The lockdown, in which we were in the peak of the pandemic, thwarted our FOMO. Curfews. Bars and restaurants remained closed. We don’t even need to talk about clubs. Leisure activities were kept to a minimum. We were all in the same boat and nobody had to be afraid of missing out. Just not much has happened.

But normality is slowly returning to our everyday lives. Restaurants, cinemas and cafes have reopened. We can finally get out and see our friends and family. This naturally increases the pressure to experience as much as possible in your newly gained free time. Some would like to catch up on everything that they have missed in the past year and a half. Pure leisure stress! One of the most frequently said sentences in 2020 was: “We’ll make up for it all!” What if we don’t feel like doing it anymore?

It doesn’t always have to be full throttle

Just because you can now again and you set yourself up to do everything possible back then, we don’t have to now! There’s no need to spend the weekend in the club, run to the gym three times a week, or check out new restaurants every other night. On the contrary, while it is perfectly fine to do that, it is not reprehensible not to do it. Our shoulders, still weakened by the pandemic, have to get used to all these freedoms again. To be among many people, socializing, all of this is a change that uses up energy and, at least in some cases, has to be relearned.

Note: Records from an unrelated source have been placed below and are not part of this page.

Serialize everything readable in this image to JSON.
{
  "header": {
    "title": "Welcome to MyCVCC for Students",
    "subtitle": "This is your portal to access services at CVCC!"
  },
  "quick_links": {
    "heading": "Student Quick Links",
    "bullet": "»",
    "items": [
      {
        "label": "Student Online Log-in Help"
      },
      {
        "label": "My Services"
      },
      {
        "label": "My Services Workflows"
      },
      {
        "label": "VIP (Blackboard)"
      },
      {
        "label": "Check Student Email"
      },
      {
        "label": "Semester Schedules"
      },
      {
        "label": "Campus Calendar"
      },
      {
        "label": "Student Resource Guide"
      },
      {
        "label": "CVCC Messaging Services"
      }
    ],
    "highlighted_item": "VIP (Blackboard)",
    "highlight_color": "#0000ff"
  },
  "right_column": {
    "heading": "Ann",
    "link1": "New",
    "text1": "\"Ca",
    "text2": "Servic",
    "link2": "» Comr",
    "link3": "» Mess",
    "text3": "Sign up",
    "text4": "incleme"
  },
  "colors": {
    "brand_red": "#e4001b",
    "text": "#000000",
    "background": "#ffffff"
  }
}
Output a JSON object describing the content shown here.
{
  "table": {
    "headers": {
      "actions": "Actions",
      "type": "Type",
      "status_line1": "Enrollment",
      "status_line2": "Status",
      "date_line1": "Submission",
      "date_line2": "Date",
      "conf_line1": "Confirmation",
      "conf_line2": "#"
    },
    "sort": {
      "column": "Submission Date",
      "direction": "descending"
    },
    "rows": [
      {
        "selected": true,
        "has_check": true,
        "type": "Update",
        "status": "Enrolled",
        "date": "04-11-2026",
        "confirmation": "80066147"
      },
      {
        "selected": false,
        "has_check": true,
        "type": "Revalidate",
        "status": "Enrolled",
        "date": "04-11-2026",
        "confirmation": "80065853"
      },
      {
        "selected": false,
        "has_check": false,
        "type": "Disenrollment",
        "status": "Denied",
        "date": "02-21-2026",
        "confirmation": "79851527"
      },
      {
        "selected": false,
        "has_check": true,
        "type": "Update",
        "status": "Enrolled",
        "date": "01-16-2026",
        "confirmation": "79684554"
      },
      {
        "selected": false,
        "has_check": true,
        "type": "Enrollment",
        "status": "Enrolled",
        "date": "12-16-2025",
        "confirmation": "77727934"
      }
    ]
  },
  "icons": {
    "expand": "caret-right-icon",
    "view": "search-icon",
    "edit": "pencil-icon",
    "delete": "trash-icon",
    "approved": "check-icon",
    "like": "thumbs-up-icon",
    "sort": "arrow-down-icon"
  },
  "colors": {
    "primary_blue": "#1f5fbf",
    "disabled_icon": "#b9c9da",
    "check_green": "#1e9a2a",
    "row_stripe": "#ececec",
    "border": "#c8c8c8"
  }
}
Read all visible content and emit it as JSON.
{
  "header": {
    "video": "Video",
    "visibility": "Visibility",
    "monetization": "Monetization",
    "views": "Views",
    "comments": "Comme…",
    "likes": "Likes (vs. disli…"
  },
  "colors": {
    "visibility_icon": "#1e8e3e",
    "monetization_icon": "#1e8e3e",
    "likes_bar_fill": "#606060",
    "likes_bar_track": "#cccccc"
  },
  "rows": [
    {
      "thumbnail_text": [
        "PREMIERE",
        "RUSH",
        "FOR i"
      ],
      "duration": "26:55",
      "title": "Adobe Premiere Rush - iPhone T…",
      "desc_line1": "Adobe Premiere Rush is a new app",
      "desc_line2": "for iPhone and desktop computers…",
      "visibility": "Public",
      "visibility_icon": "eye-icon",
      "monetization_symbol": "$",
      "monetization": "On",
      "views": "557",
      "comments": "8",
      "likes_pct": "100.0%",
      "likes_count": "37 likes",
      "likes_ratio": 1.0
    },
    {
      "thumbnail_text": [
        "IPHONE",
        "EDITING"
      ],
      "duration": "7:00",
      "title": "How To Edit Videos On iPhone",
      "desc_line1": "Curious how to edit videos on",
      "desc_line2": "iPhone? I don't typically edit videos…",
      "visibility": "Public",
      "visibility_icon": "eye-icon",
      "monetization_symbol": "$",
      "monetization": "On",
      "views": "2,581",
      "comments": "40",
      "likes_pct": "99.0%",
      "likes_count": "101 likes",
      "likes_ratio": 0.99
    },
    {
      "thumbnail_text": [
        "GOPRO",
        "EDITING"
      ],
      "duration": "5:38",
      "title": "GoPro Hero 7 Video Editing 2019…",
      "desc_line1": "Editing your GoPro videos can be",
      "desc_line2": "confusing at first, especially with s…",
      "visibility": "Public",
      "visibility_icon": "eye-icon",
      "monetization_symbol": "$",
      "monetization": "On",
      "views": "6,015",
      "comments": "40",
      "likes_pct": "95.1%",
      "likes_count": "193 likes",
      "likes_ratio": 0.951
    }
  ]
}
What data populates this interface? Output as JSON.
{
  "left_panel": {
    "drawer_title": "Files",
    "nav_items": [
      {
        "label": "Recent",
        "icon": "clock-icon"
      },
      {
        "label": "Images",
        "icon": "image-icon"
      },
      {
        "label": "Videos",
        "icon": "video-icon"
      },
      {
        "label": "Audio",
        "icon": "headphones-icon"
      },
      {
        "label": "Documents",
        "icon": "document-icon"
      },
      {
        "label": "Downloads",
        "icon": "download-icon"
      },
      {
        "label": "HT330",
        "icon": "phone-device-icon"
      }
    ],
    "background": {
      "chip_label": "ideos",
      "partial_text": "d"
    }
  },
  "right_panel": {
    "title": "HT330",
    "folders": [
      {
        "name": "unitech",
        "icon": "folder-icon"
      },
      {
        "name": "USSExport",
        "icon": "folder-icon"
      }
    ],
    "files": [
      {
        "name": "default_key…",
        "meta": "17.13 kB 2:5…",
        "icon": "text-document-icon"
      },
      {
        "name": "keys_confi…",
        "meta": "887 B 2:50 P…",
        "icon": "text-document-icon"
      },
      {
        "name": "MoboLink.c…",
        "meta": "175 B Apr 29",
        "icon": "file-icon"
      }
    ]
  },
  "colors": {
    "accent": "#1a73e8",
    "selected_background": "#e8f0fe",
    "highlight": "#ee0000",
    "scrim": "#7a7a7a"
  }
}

What the pandemic showed us: JOMO instead of FOMO

Countless lockdowns have made it clear to us that a full schedule should not be a status symbol and that doing nothing can also be good. That a cell phone break, especially from social networks, is sometimes the savior in an emergency and helps to just listen to yourself and switch off. FOMO can become JOMO (“joy of missing out”): Be completely honest with yourself. Do you really feel like going to this party, even though you have to get up at six o’clock tomorrow and actually can’t allow yourself a hangover. No? That is perfectly legitimate. Deciding consciously against an event and instead indulging in “me time” can be liberating.
Studies show: FOMO affects the general mood and can promote mental illness. It is all the better that with increasing mental health awareness, attention is drawn to such problems. People post photos of themselves chilling out under the hashtag #jomo (Joy of missing out). And under # mehrrealitätaufinstagram influencers show: inside the very unspectacular, everyday things in life – without glamor and fanfare. That little change can honestly be refreshing. And so doing nothing may become socially acceptable after all.